The normalized_score is computed from the actual sum of max_score values, so mixed scales (25 here, 20 there) are fine. A dimension’s description is part of the rubric’s fingerprint — change it and you start a fresh scoring cluster, because you’ve changed what’s being measured.

In assessment_criteria.md, spell out — per dimension — what a low score looks like, what a high score looks like, and what to check in between.
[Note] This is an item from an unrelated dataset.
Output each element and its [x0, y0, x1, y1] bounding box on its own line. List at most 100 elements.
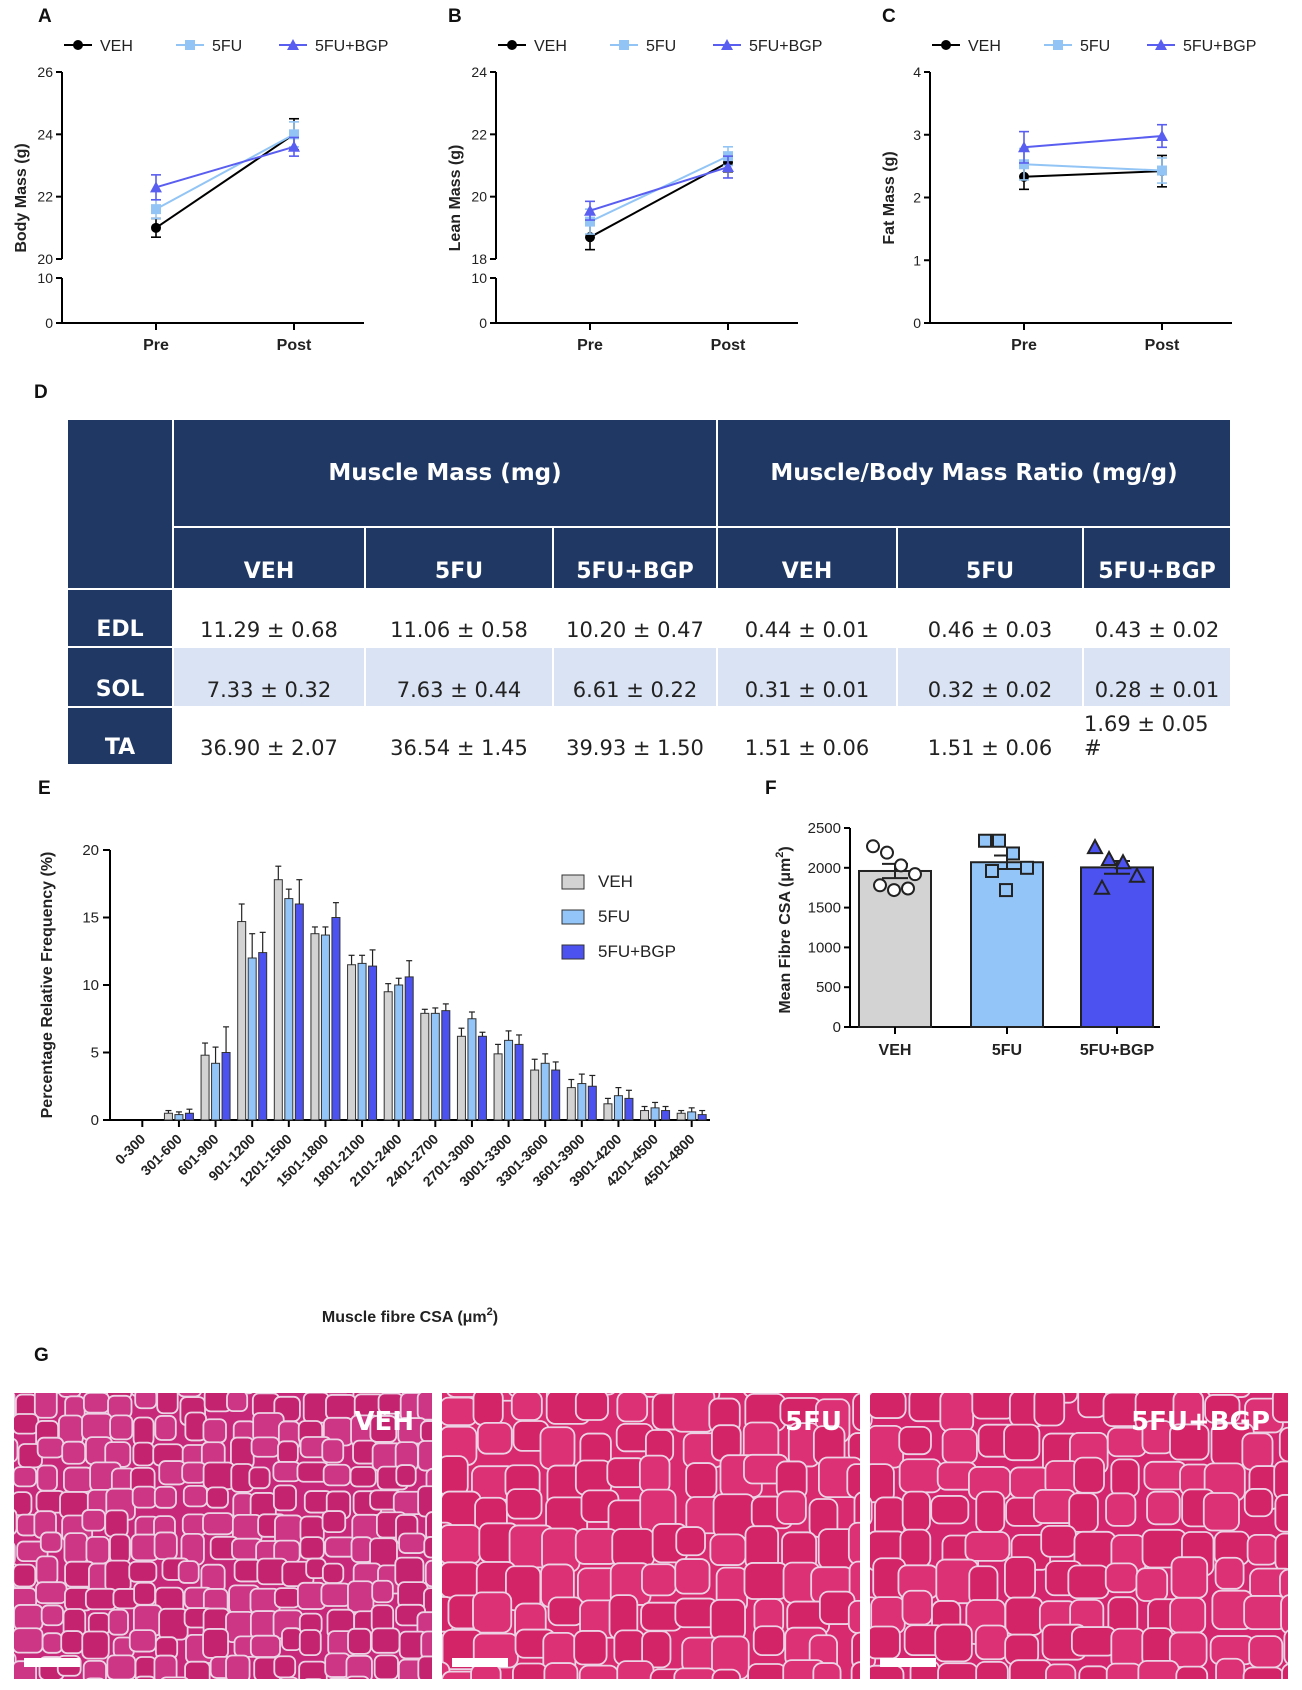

A ladder is the clearest form: concrete descriptions at each rung.

ScoreCriteria
0No domain types — raw HTTP responses used directly in domain logic.
10Domain types exist but leak infrastructure (JSON annotations, HTTP codes).
15Clean value objects, but discount logic is not a domain service.
20Good modeling and a domain service, but error handling uses infrastructure exceptions.
25Value objects · discount in a domain service · failures via domain patterns · zero infrastructure deps.

Then add key checks — the specific questions the reviewer should answer:

  • Is there a port for weather data in the domain layer?
  • Does it use domain types, not HttpResponseMessage?
  • Is the discount rule in a domain service, or in the HTTP adapter?

See A Real Task for a full worked example across five dimensions.

That’s your call, and it’s the main lever on signal quality:

  • Very strict — enumerate a ground-truth structure and exact checks. Best when you know precisely what a correct solution looks like; gives sharp, repeatable scores.
  • Looser — describe the qualities and leave room for judgment. Better for open-ended tasks where many good solutions exist.

Whatever you choose, write it so a careful human reviewer would score the same way. That’s the bar — and Calibrating the Rubric is how you check the judge actually meets it, tightening the wording wherever it drifts from your own grading.

  • Score the process, not just the output. With include_trajectory enabled, the reviewer can read the agent’s tool-call trace — so a dimension can reward verification discipline or penalize thrashing. See Configuring the reviewer agent.
  • Edit, then re-score, never silently mix. Changing a dimension or its max_score makes a different benchmark; NASDE fingerprints the rubric so old and new scores never average together. Just re-run nasde eval.
  • Start with one task. Get the rubric right on a single task before scaling — a good ladder is reusable; a vague one multiplies noise.